More than one million US coronavirus stimulus cheques were sent to dead people

30 Jun 20

Nearly $1.5bn was mistakenly sent to deceased citizens in the US as the government rushed to protect the economy against the effects of Covid-19.

 

The US national audit institution, the Government Accountability Office, found that more than one million payments were mistakenly made to dead people, totalling about $1.4bn, by 30 April.

As the government raced to pay its citizens their ‘economic impact payments’, with $269.3bn having been paid by 31 May, its efforts were complicated by the Internal Revenue Service having access to death records while the Treasury agencies that distribute the money did not, the GAO said in a report.

The IRS’s legal interpretation of the stimulus legislation was that it did not have the authority to deny payments to people who did not file a tax return for 2019, even if they were dead.

According to the GAO, Treasury officials were unaware of payments being made to deceased people until it was reported in the media.

Both the IRS and the wider Treasury “still face challenges” around preventing improper payments and fraud, the report said.

The watchdog warned of “trade-offs” in the government response to the pandemic, during which officials have sacrificed some elements of good practice in favour of speed.
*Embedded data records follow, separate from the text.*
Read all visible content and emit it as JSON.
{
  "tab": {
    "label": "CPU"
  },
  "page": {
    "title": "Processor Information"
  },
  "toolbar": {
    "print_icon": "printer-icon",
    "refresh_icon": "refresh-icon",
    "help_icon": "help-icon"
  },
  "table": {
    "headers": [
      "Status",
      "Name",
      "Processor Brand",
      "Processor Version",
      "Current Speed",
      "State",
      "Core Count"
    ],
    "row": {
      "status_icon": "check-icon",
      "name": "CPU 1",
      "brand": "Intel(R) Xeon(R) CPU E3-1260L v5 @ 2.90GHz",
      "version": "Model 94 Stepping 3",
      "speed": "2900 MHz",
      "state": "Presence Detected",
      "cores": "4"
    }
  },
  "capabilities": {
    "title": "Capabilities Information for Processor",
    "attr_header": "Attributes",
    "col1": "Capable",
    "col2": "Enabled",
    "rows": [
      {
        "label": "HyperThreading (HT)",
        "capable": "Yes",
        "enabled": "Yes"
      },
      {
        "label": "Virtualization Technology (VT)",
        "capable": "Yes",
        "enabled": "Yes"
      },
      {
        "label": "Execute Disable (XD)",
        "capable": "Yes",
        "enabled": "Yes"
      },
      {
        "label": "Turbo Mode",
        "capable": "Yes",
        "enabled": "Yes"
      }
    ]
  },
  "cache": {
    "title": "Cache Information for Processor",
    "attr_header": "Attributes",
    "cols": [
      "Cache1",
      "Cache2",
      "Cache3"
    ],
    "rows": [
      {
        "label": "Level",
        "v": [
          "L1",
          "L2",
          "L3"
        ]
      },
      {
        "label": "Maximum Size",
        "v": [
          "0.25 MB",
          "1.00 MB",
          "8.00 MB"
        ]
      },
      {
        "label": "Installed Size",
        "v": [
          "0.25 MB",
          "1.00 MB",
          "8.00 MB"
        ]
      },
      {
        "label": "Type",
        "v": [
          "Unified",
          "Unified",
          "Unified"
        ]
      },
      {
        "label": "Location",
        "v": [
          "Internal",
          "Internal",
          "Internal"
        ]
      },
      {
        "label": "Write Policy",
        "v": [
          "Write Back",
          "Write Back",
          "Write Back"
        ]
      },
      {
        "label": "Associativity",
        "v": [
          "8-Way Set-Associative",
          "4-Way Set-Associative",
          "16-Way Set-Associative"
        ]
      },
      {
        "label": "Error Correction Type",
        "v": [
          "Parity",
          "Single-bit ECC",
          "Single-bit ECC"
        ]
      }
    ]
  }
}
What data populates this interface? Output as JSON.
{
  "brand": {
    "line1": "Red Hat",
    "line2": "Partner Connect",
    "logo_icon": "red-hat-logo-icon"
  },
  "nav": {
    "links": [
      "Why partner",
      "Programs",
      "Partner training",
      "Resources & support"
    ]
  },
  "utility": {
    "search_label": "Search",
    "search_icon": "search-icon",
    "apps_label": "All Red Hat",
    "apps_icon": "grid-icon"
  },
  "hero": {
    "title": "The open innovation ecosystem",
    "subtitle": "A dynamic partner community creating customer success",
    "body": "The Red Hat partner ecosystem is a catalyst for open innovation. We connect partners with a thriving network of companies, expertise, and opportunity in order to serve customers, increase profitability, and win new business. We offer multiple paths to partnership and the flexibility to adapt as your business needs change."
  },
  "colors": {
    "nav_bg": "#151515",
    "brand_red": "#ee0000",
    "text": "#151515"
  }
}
“Consistent with the urgency of responding to serious and widespread health issues and economic disruptions, agencies have giving priority to moving swiftly where possible to distribute funds and implement new programmes,” the report stated.

“As trade-offs were made, however, agencies have made only limited progress so far in achieving transparency and accountability goals.”

The US has so far committed $2.6trn in emergency assistance for people, the healthcare system, state and local governments and the private sector.